DR. CRAIG: And I would deny the antecedent of that sentence. I don’t think that the sentence “more than one persons exists” is a contingent proposition. That expresses a necessary proposition. This is seen through the argument that I have given for a plurality of persons in the Godhead.

KEVIN HARRIS: He says,

Sure, there is a sense in which we can talk about a person loving themselves or having mercy on themselves, but I think it’s clear that not what people usually have in mind when they talk about “love” and “mercy” as moral values.

DR. CRAIG: Amen! I want to say, Jeff, thou art not far from the Kingdom of God! This is my argument against the Muslim and the Islamic conception of God. I think he is on the right track.

KEVIN HARRIS:

So if moral values are properties of persons; if some moral values are relational; and if “More than one person exists” is a contingent proposition, then there are possible worlds in which God exists but relational moral values do not exist.

DR. CRAIG: What would I deny in that statement?

KEVIN HARRIS: That it is a contingent proposition.

DR. CRAIG: Right. I think that it is not a contingent proposition that more than one person exists.

KEVIN HARRIS: He wraps it up saying,

Thus, God’s existence, even God’s necessary existence, cannot explain necessary truths about all objective moral values because it cannot explain necessary truths about relational moral values. But that entails Craig’s moral argument fails.

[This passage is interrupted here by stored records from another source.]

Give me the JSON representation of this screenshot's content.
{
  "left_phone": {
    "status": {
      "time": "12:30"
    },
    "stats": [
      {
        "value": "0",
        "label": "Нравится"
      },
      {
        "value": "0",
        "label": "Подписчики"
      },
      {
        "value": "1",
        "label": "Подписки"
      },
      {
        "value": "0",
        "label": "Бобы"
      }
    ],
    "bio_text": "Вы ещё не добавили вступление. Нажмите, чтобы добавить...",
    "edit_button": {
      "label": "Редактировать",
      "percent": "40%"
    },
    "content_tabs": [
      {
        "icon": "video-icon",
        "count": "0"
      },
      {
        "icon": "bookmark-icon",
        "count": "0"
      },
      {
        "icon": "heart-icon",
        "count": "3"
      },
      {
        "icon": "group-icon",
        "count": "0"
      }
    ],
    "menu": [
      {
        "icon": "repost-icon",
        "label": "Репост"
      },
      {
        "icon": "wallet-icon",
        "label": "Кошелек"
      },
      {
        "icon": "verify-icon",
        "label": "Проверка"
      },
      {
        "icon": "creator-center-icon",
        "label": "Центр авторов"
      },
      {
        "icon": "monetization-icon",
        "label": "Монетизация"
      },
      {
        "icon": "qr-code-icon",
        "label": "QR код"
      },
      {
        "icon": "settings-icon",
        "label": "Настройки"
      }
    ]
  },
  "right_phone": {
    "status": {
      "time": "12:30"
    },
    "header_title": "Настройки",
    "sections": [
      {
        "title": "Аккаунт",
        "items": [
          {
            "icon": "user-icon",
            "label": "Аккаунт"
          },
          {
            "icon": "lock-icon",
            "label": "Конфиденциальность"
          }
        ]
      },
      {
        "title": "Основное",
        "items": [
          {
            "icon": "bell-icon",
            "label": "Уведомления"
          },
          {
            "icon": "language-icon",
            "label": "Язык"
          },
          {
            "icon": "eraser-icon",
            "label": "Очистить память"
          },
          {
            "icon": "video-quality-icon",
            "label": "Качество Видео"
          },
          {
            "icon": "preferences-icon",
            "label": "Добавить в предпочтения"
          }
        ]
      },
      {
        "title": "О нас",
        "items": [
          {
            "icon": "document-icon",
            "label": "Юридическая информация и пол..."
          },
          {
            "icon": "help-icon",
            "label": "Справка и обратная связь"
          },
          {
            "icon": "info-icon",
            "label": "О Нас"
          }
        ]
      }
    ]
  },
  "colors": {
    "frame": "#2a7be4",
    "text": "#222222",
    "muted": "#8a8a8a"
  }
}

DR. CRAIG: And we’ve seen that that is based on this false reasoning. What doesn’t get said here is what alternative Jeff wants to offer to theistic-based ethics. Is he going to defend Atheistic Moral Platonism? If so, then he owes us a response to the intelligibility objection that I raise against Platonism.

KEVIN HARRIS: I want to say, again, that this shows the importance of your new book, God Over All because it gives such a grounding for when you encounter articles like this that delve into these deep philosophical issues.

DR. CRAIG: I must say, it almost makes me laugh how time and time again I have chosen these abstruse seemingly irrelevant topics like God and time or divine aseity as the focus of my research and again and again they prove to be relevant in unexpected ways in other areas.[5]